Knowing me, knowing you

“Knowing me knowing you – aha”. The catchphrase used by Steve Coogan’s character Alan Partridge, the Norwich-based talk show host. But let’s put aside thoughts of comedy for now, along with the lyrics of the 1977 Abba hit single of the same name.

Knowing me, knowing you is a concept that has come to make perfect sense to me. It works just as well the other way round too – knowing you, knowing me.

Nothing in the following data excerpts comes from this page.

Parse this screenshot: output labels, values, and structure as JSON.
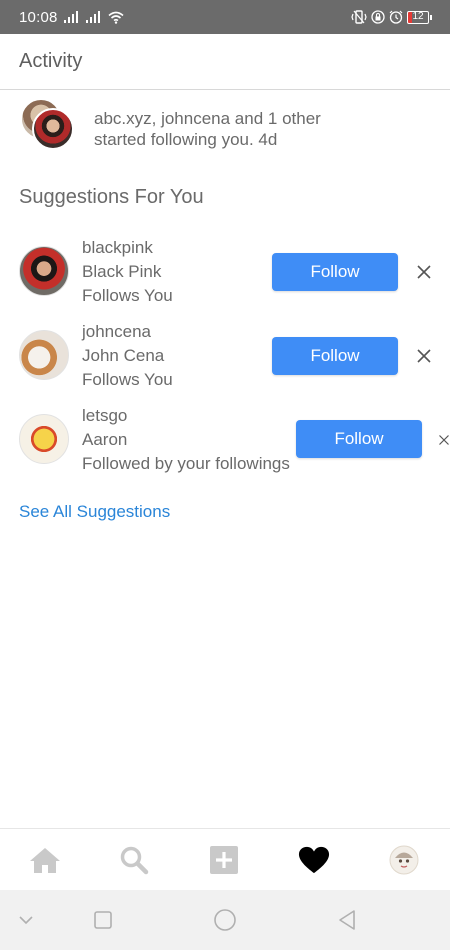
{
  "status_bar": {
    "time": "10:08",
    "signal1": ".ıl",
    "signal2": ".ıl",
    "battery_level": "12"
  },
  "header": {
    "title": "Activity"
  },
  "activity": {
    "line1": "abc.xyz, johncena  and 1 other",
    "line2": "started following you. 4d"
  },
  "suggestions": {
    "title": "Suggestions For You",
    "items": [
      {
        "username": "blackpink",
        "name": "Black Pink",
        "reason": "Follows You",
        "button": "Follow"
      },
      {
        "username": "johncena",
        "name": "John Cena",
        "reason": "Follows You",
        "button": "Follow"
      },
      {
        "username": "letsgo",
        "name": "Aaron",
        "reason": "Followed by your followings",
        "button": "Follow"
      }
    ],
    "see_all": "See All Suggestions"
  },
  "bottom_nav": {
    "items": [
      "home-icon",
      "search-icon",
      "add-icon",
      "heart-icon",
      "profile-icon"
    ],
    "active": "heart-icon"
  },
  "colors": {
    "accent": "#3f8df6",
    "link": "#2a85d8",
    "status_bar": "#6b6b6b",
    "battery_low": "#e53935"
  }
}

In the last 16 years or so, I have found it necessary to face up to a lot of things about my self in order to elicit change and growth – become more self-aware if you like. When I say self-aware I mean aware of my ego which I learned was completely separate from my Self. Through no deliberate intent, I have operated from an egoic stance for most of my (quite long) life. I still do a lot of the time – after all it’s the way most of us are shown how to respond to the world around us, from the earliest age.

During this transitionary period from 100% ego to 95% ego / 5% self (slow progress), I have sought out books, gurus and groups where similar seekers can be found. The Wellbeing Forum was one of these groups. At the close of the forum we would be led in a beautiful meditation and over time I have repeatedly heard these words, “There is only You”, and “Notice…notice who is noticing?” And, “If you find yourself thinking that first thought and you’re aware of it – then who is the watcher?” I never understood these expressions until recently. At last, I’m beginning to feel that slight breeze between me and my egoic thoughts. It’s the start – I’m sure of that.

So, where does knowing me, knowing you fit into this? I wanted to find out who I am – what makes me tick – to pin down the egoic character traits that so often trigger reactive responses to people places and things. It was hard at first to look at myself. Denial, defensive arrogance and shame can be big barriers to honestly taking stock.

Years ago, a good friend gave me an excellent piece of advice. She said, “you know how easy it is to find fault with others? List the things about them that drive you mad. It can be a huge help in learning about yourself.”

“Really?’

“Really – they say that whatever irritates you about the other person is a behaviour that you either use yourself or used to use – so listing those will help you get to know yourself.”

And that’s how it began – knowing me, knowing you.

Because I wanted to treat myself more gently than I have in the past, I took time to explore the roots of my negative behaviours – to trace them back to source. This was done without blame attached – finding historical fault was not the reason for doing this. It’s worth adding that when I did take the trouble to find out more about the past experiences of my family of origin, I was better able to see that blaming would be a pointless exercise.

Knowing them, knowing me. Knowing me, knowing them.

As time has gone by, I have also felt able to notice all the things I like so much about the increasing circle of newer friends around me and to realise that perhaps I have the capacity for those positive behaviours too. In doing this I have become more aware of my True Self.

So – more knowing you, knowing me.

Along with the capacity to recognise my positive qualities mirrored in you has come the ability to find compassion and understanding for not only my own seemingly unhelpful behaviours but also for those same behaviours that I can find so troublesome and irritating in others that I meet.

Knowing me, accepting me, knowing more about you, accepting you.